Woraus ein klassischer Interessenkonflikt erwächst: Eine Verfassungsministerin kann nicht in ihrer Funktion als Parteipolitikerin fordern, was gegen die Verfassung verstößt. Deshalb wurde das im Bundestag zum Thema gemacht. AfD-Mann Gottfried Curio hielt der Innenministerin vor, ein Wahlrecht ohne Einbürgerung erteilen zu wollen, das sei verfassungswidrig. Im übrigen strebe Faeser offensichtlich ein Wahlrecht ohne vorherige Integration der dann wahlberechtigten Ausländer an, was einen alten und bewährten Grundsatz der Ausländerpolitik verabschiedet: Erst Integration, dann Wahlrecht. Ein schwerwiegender Vorwurf also.
Faeser und eine verfassungswidrige Forderung
Faeser wand sich. Es gebe keine verfassungswidrige Forderung, sagte sie zunächst. Es gebe auch kein Wahlrecht für Asylbewerber. Es gehe um das kommunale Wahlrecht von Ausländern, und „dazu müsste Artikel 28, Absatz 2 geändert werden“. Gemeint war das Grundgesetz. Dann schob Faeser im Hinblick auf eine notwendige Grundgesetzänderung nach: „Das spielt in meiner Amtsführung keine Rolle.“ Was hat die Innenministerin damit gesagt?

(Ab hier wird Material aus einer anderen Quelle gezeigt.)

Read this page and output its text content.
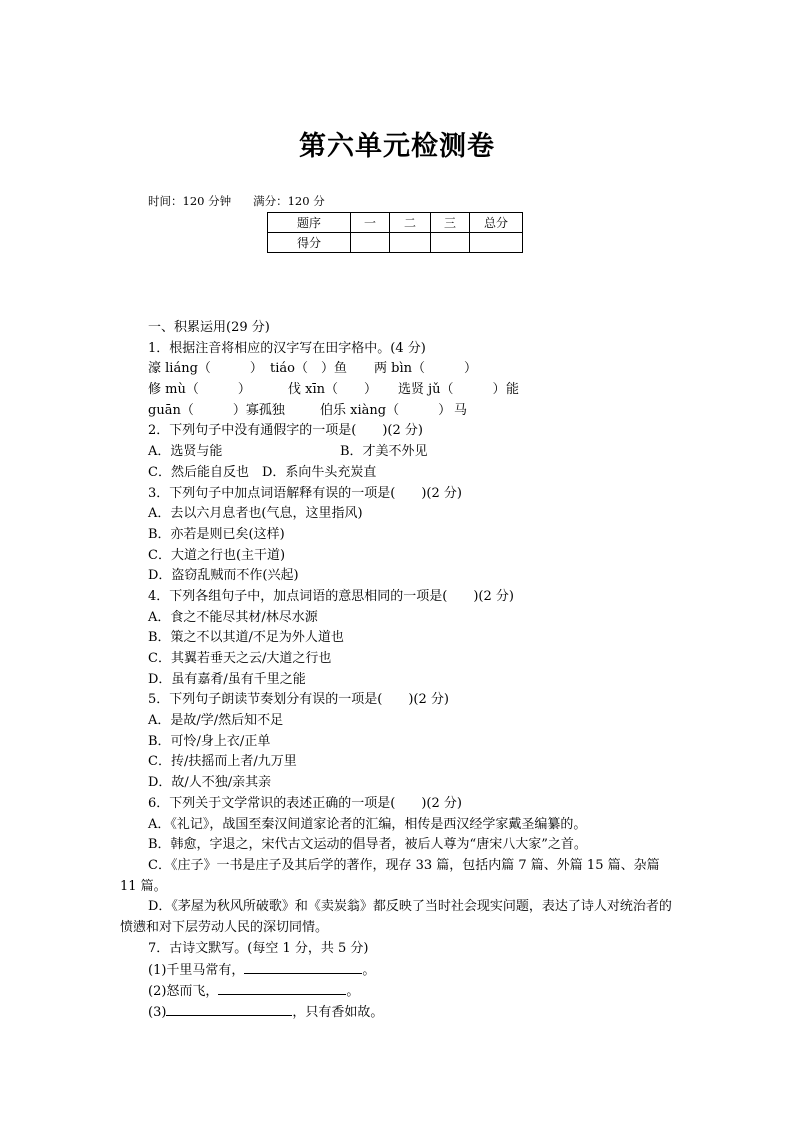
第六单元检测卷
时间：120 分钟 满分：120 分
题序	一	二	三	总分
得分				
一、积累运用(29 分)
1．根据注音将相应的汉字写在田字格中。(4 分)
濠 liáng（　　　） tiáo（　）鱼 两 bìn（　　　）
修 mù（　　　）	伐 xīn（　　） 选贤 jǔ（　　　）能
guān（　　　）寡孤独	伯乐 xiàng（　　　） 马
2．下列句子中没有通假字的一项是(　　)(2 分)
A．选贤与能	B．才美不外见
C．然后能自反也　D．系向牛头充炭直
3．下列句子中加点词语解释有误的一项是(　　)(2 分)
A．去以六月息者也(气息，这里指风)
B．亦若是则已矣(这样)
C．大道之行也(主干道)
D．盗窃乱贼而不作(兴起)
4．下列各组句子中，加点词语的意思相同的一项是(　　)(2 分)
A．食之不能尽其材/林尽水源
B．策之不以其道/不足为外人道也
C．其翼若垂天之云/大道之行也
D．虽有嘉肴/虽有千里之能
5．下列句子朗读节奏划分有误的一项是(　　)(2 分)
A．是故/学/然后知不足
B．可怜/身上衣/正单
C．抟/扶摇而上者/九万里
D．故/人不独/亲其亲
6．下列关于文学常识的表述正确的一项是(　　)(2 分)
A．《礼记》，战国至秦汉间道家论者的汇编，相传是西汉经学家戴圣编纂的。
B．韩愈，字退之，宋代古文运动的倡导者，被后人尊为“唐宋八大家”之首。
C．《庄子》一书是庄子及其后学的著作，现存 33 篇，包括内篇 7 篇、外篇 15 篇、杂篇 11 篇。
D．《茅屋为秋风所破歌》和《卖炭翁》都反映了当时社会现实问题，表达了诗人对统治者的愤懑和对下层劳动人民的深切同情。
7．古诗文默写。(每空 1 分，共 5 分)
(1)千里马常有，	。
(2)怒而飞，	。
(3)	，只有香如故。
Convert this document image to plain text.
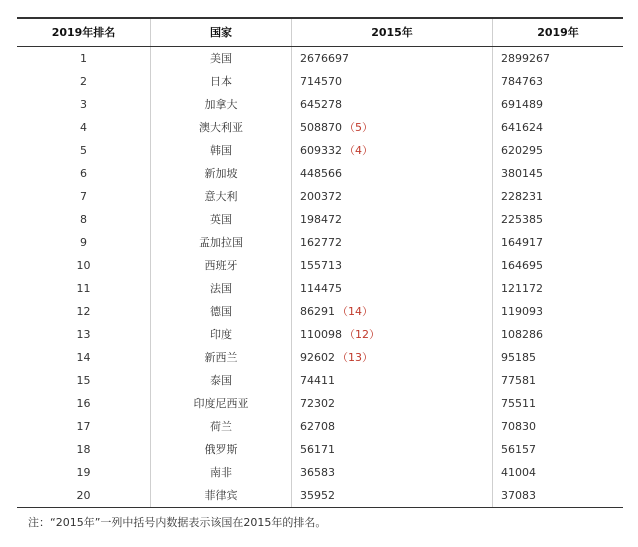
2019年排名	国家	2015年	2019年
1	美国	2676697	2899267
2	日本	714570	784763
3	加拿大	645278	691489
4	澳大利亚	508870 （5）	641624
5	韩国	609332 （4）	620295
6	新加坡	448566	380145
7	意大利	200372	228231
8	英国	198472	225385
9	孟加拉国	162772	164917
10	西班牙	155713	164695
11	法国	114475	121172
12	德国	86291 （14）	119093
13	印度	110098 （12）	108286
14	新西兰	92602 （13）	95185
15	泰国	74411	77581
16	印度尼西亚	72302	75511
17	荷兰	62708	70830
18	俄罗斯	56171	56157
19	南非	36583	41004
20	菲律宾	35952	37083
注：“2015年”一列中括号内数据表示该国在2015年的排名。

Sie räumte ein: Die Einführung des kommunalen Wahlrechts für Ausländer ist ohne Verfassungsänderung nicht möglich. Es wäre also bis dahin verfassungswidrig. Ein notwendiges Eingeständnis – Faeser kann an den juristischen Fakten nicht vorbeischauen, das Grundgesetz ist in diesem Fall so eindeutig wie die Verfassungsgerichtsentscheidungen darüber.
Die Spitzenkandidatin Faeser geht mit einer wichtigen ausländerpolitischen Forderung in den Wahlkampf, die sie in ihrer Rolle als Bundesinnenministerin als verfassungswidrig einstuft. Und die deshalb in ihrer Berliner Amtsführung „keine Rolle“ spielt. Dies aus zwei Gründen: Erstens wäre das kurz vor einer Wahl politisches Harakiri, und zweitens würde Faeser nie und nimmer eine Zweidrittelmehrheit im Bundestag für die dann nötige Grundgesetzänderung zustande bringen.
Die Bürger in Hessen haben somit die Wahl: Glauben sie der warmherzigen Parteipolitikerin aus Hessen, oder der kaltherzigen Verfassungsministerin aus Berlin? Dummerweise steht hinter den beiden gegensätzlichen Positionen dieselbe Person: Nancy Faeser.